Global streaming companies have challenged new rules in Canada that force them to share a part of their local revenue for local news.
Streaming giants said Canada’s federal government had acted unreasonably and provided no legal basis for the demand to share their revenue, Reuters news report said.
In June, Canadian Radio-television and Telecommunications Commission (CRTC), the broadcasting regulator, said major online streaming services (SVoD) must contribute 5 percent of their Canadian revenues to support the domestic broadcasting system, including news generation.
Canada’s video streaming market is expected to reach $2.53 billion by 2024 with an annual growth rate (CAGR 2024-2027) of 11.42 percent. The size of the video streaming market in Canada will be reaching $3.50 billion by 2027, says Statista.

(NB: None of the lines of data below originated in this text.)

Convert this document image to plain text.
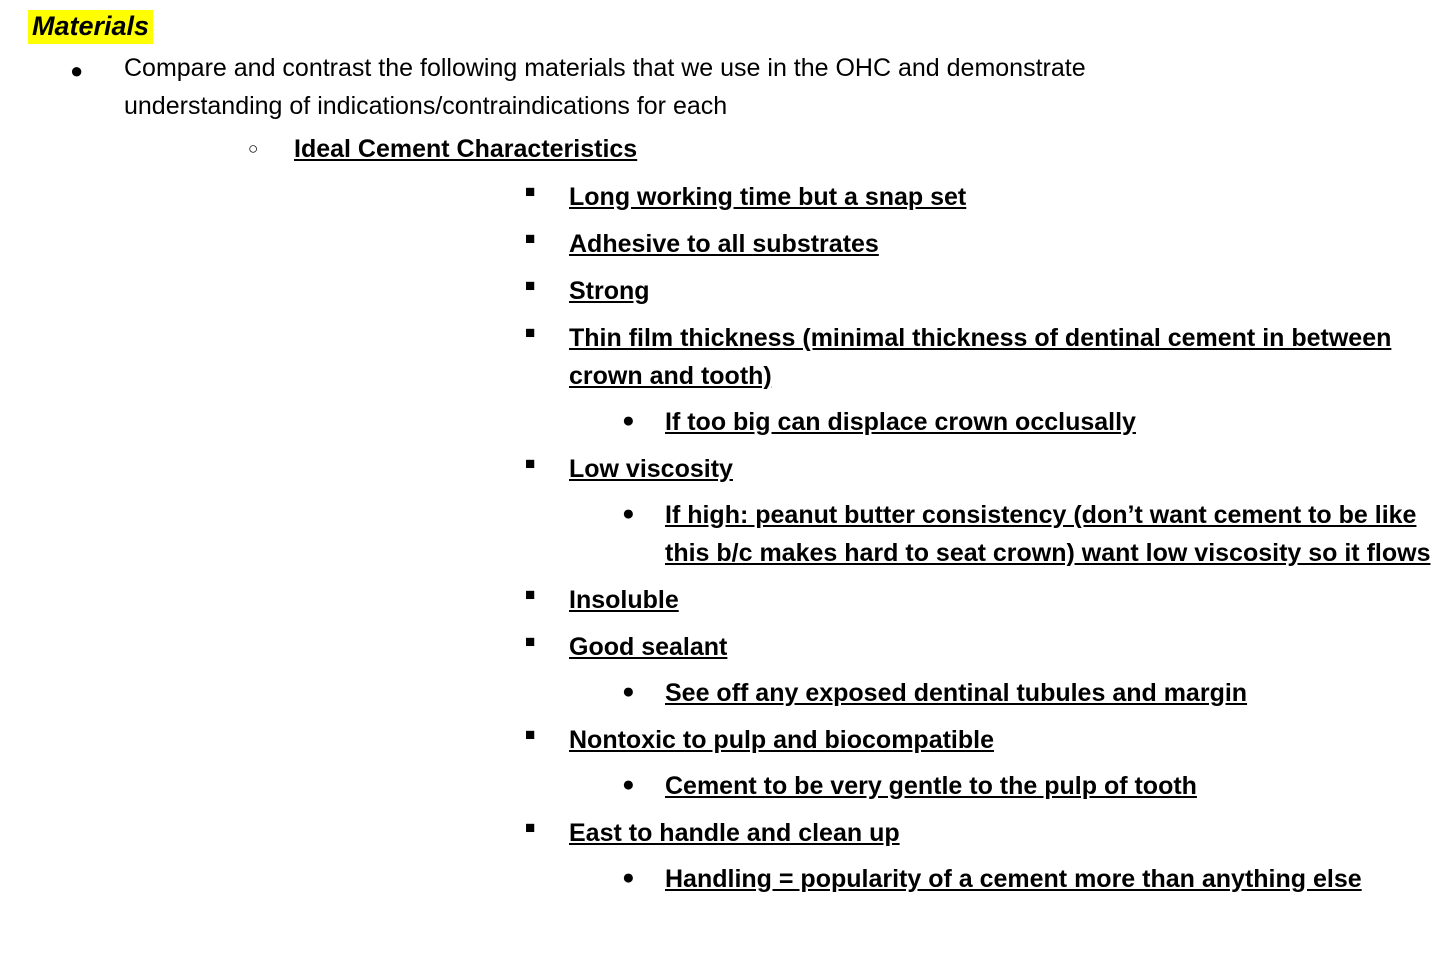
Materials
●	Compare and contrast the following materials that we use in the OHC and demonstrate understanding of indications/contraindications for each
○	Ideal Cement Characteristics
■	Long working time but a snap set
■	Adhesive to all substrates
■	Strong
■	Thin film thickness (minimal thickness of dentinal cement in between crown and tooth)
●	If too big can displace crown occlusally
■	Low viscosity
●	If high: peanut butter consistency (don’t want cement to be like this b/c makes hard to seat crown) want low viscosity so it flows
■	Insoluble
■	Good sealant
●	See off any exposed dentinal tubules and margin
■	Nontoxic to pulp and biocompatible
●	Cement to be very gentle to the pulp of tooth
■	East to handle and clean up
●	Handling = popularity of a cement more than anything else
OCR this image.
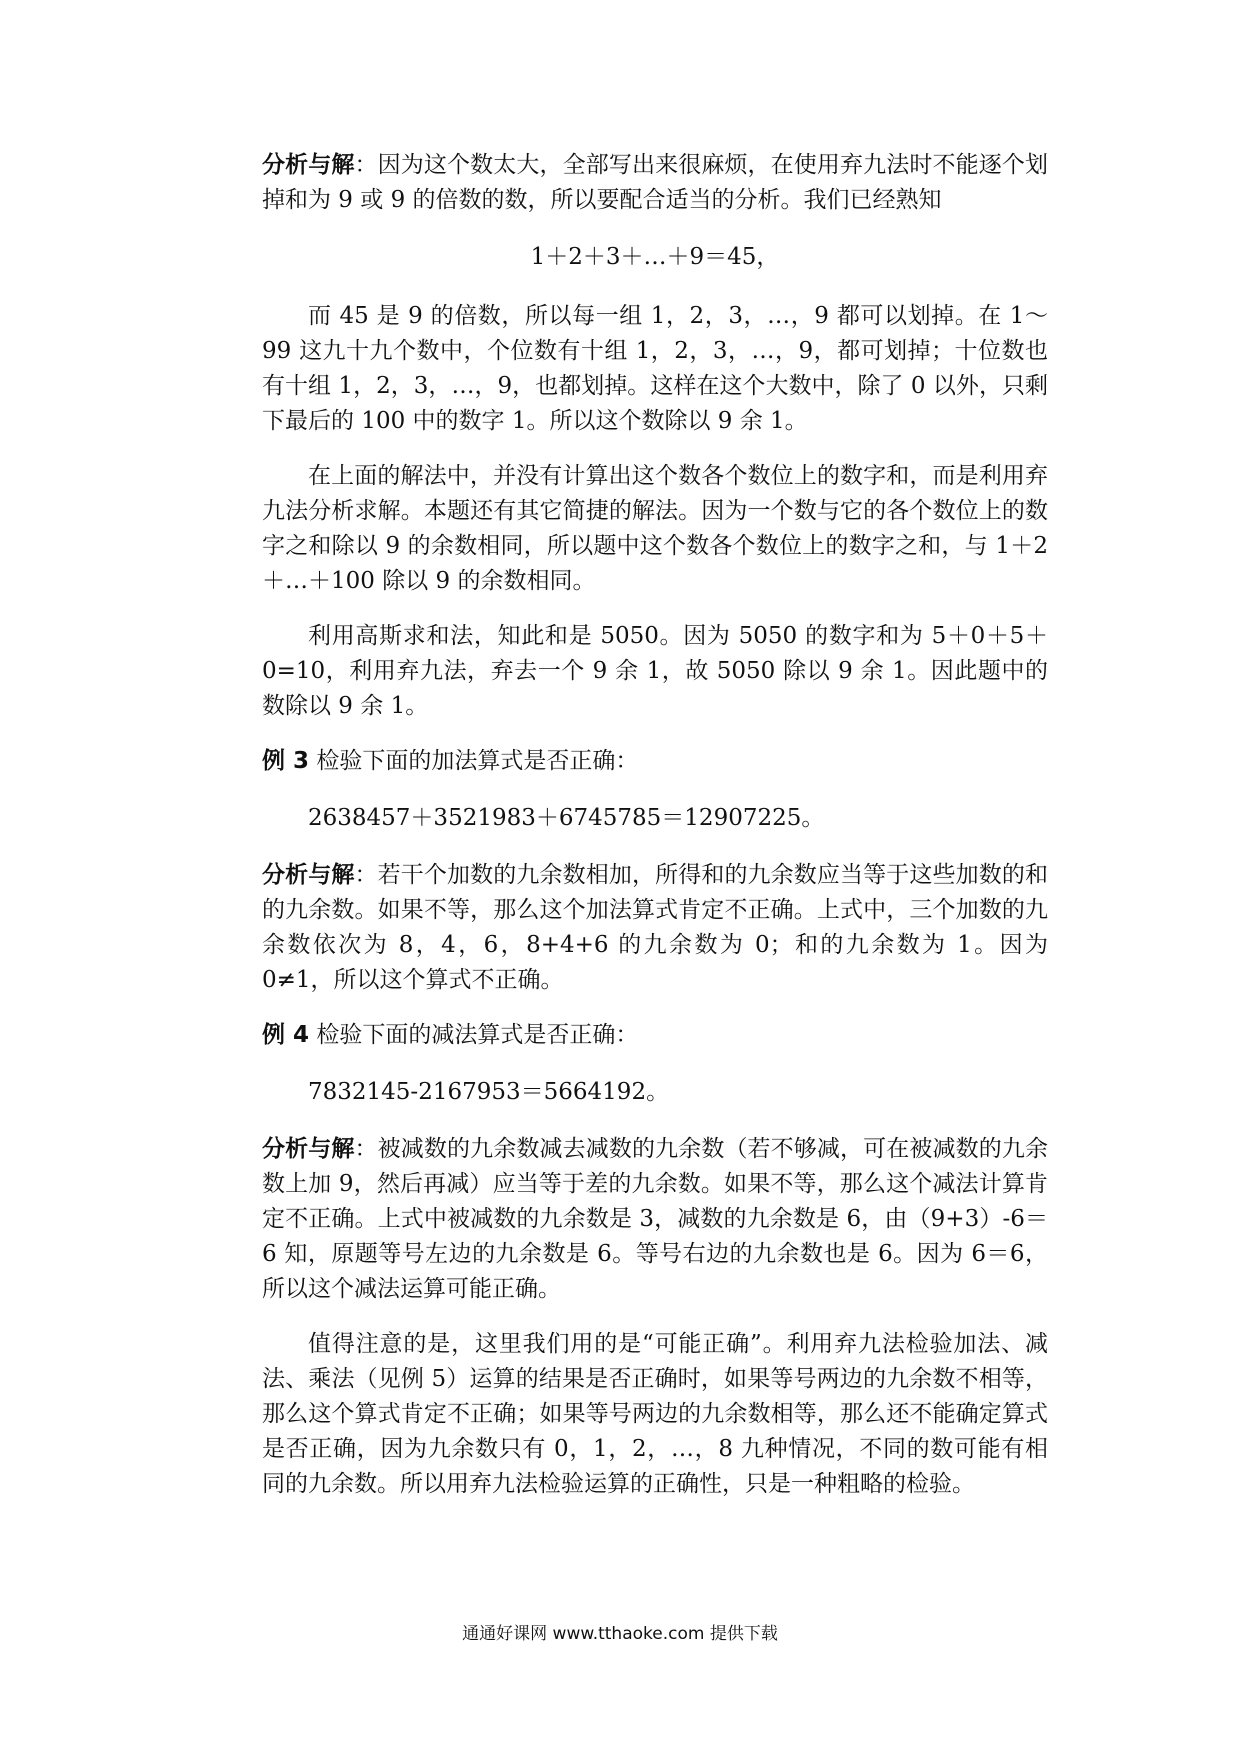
分析与解：因为这个数太大，全部写出来很麻烦，在使用弃九法时不能逐个划掉和为 9 或 9 的倍数的数，所以要配合适当的分析。我们已经熟知

1＋2＋3＋…＋9＝45，

而 45 是 9 的倍数，所以每一组 1，2，3，…，9 都可以划掉。在 1～99 这九十九个数中，个位数有十组 1，2，3，…，9，都可划掉；十位数也有十组 1，2，3，…，9，也都划掉。这样在这个大数中，除了 0 以外，只剩下最后的 100 中的数字 1。所以这个数除以 9 余 1。

在上面的解法中，并没有计算出这个数各个数位上的数字和，而是利用弃九法分析求解。本题还有其它简捷的解法。因为一个数与它的各个数位上的数字之和除以 9 的余数相同，所以题中这个数各个数位上的数字之和，与 1＋2＋…＋100 除以 9 的余数相同。

利用高斯求和法，知此和是 5050。因为 5050 的数字和为 5＋0＋5＋0=10，利用弃九法，弃去一个 9 余 1，故 5050 除以 9 余 1。因此题中的数除以 9 余 1。

例 3 检验下面的加法算式是否正确：

2638457＋3521983＋6745785＝12907225。

分析与解：若干个加数的九余数相加，所得和的九余数应当等于这些加数的和的九余数。如果不等，那么这个加法算式肯定不正确。上式中，三个加数的九余数依次为 8，4，6，8+4+6 的九余数为 0；和的九余数为 1。因为 0≠1，所以这个算式不正确。

例 4 检验下面的减法算式是否正确：

7832145-2167953＝5664192。

分析与解：被减数的九余数减去减数的九余数（若不够减，可在被减数的九余数上加 9，然后再减）应当等于差的九余数。如果不等，那么这个减法计算肯定不正确。上式中被减数的九余数是 3，减数的九余数是 6，由（9+3）-6＝6 知，原题等号左边的九余数是 6。等号右边的九余数也是 6。因为 6＝6，所以这个减法运算可能正确。

值得注意的是，这里我们用的是“可能正确”。利用弃九法检验加法、减法、乘法（见例 5）运算的结果是否正确时，如果等号两边的九余数不相等，那么这个算式肯定不正确；如果等号两边的九余数相等，那么还不能确定算式是否正确，因为九余数只有 0，1，2，…，8 九种情况，不同的数可能有相同的九余数。所以用弃九法检验运算的正确性，只是一种粗略的检验。

通通好课网 www.tthaoke.com 提供下载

Motion Picture Association-Canada, which represents Netflix, Walt Disney and other video streaming companies, has filed applications in a federal court for leave to appeal the rules and ask for a judicial review.
“The decision does not reveal any basis for the CRTC’s conclusion that it is appropriate to require foreign online undertakings to contribute to news production,” it said in a legal filing.

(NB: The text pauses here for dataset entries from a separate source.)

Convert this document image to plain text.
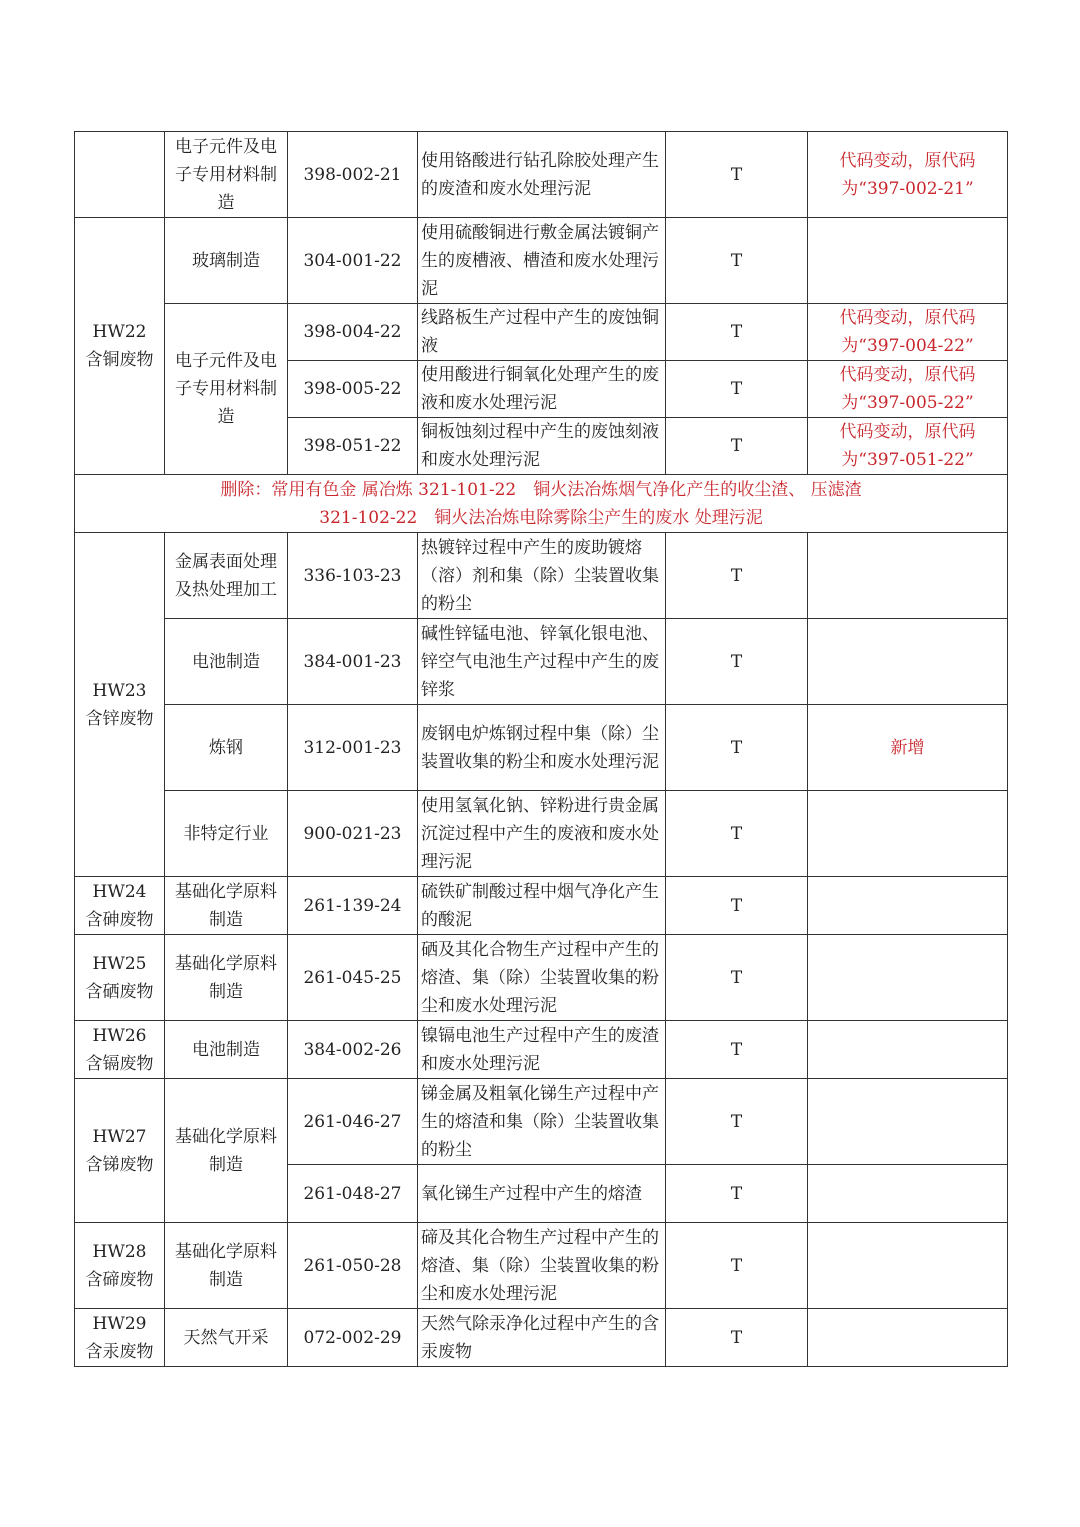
	电子元件及电子专用材料制造	398-002-21	使用铬酸进行钻孔除胶处理产生的废渣和废水处理污泥	T	代码变动，原代码为“397-002-21”
HW22
含铜废物	玻璃制造	304-001-22	使用硫酸铜进行敷金属法镀铜产生的废槽液、槽渣和废水处理污泥	T	
	电子元件及电子专用材料制造	398-004-22	线路板生产过程中产生的废蚀铜液	T	代码变动，原代码为“397-004-22”
		398-005-22	使用酸进行铜氧化处理产生的废液和废水处理污泥	T	代码变动，原代码为“397-005-22”
		398-051-22	铜板蚀刻过程中产生的废蚀刻液和废水处理污泥	T	代码变动，原代码为“397-051-22”
删除：常用有色金 属冶炼 321-101-22　铜火法冶炼烟气净化产生的收尘渣、 压滤渣
321-102-22　铜火法冶炼电除雾除尘产生的废水 处理污泥					
HW23
含锌废物	金属表面处理及热处理加工	336-103-23	热镀锌过程中产生的废助镀熔（溶）剂和集（除）尘装置收集的粉尘	T	
	电池制造	384-001-23	碱性锌锰电池、锌氧化银电池、锌空气电池生产过程中产生的废锌浆	T	
	炼钢	312-001-23	废钢电炉炼钢过程中集（除）尘装置收集的粉尘和废水处理污泥	T	新增
	非特定行业	900-021-23	使用氢氧化钠、锌粉进行贵金属沉淀过程中产生的废液和废水处理污泥	T	
HW24
含砷废物	基础化学原料制造	261-139-24	硫铁矿制酸过程中烟气净化产生的酸泥	T	
HW25
含硒废物	基础化学原料制造	261-045-25	硒及其化合物生产过程中产生的熔渣、集（除）尘装置收集的粉尘和废水处理污泥	T	
HW26
含镉废物	电池制造	384-002-26	镍镉电池生产过程中产生的废渣和废水处理污泥	T	
HW27
含锑废物	基础化学原料制造	261-046-27	锑金属及粗氧化锑生产过程中产生的熔渣和集（除）尘装置收集的粉尘	T	
		261-048-27	氧化锑生产过程中产生的熔渣	T	
HW28
含碲废物	基础化学原料制造	261-050-28	碲及其化合物生产过程中产生的熔渣、集（除）尘装置收集的粉尘和废水处理污泥	T	
HW29
含汞废物	天然气开采	072-002-29	天然气除汞净化过程中产生的含汞废物	T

“The CRTC acted unreasonably in compelling foreign online undertakings to contribute monies to support news production.”
CRTC earlier said the funding from video streaming companies though revenue sharing would be directed for supporting broadcasting system, such as local news on radio and television as well as French-language and Indigenous content.
The regulator has previously said the rules, which are due to become effective in September, will raise roughly C$200 million ($146 million) a year.
CRTC introduced the measure as part of a law passed last year by federal government to ensure online streaming services promote Canadian music and stories and support Canadian jobs.
Other streaming platforms in Canada are Paramount, Sony, NBCUniversal and Warner Bros Discovery.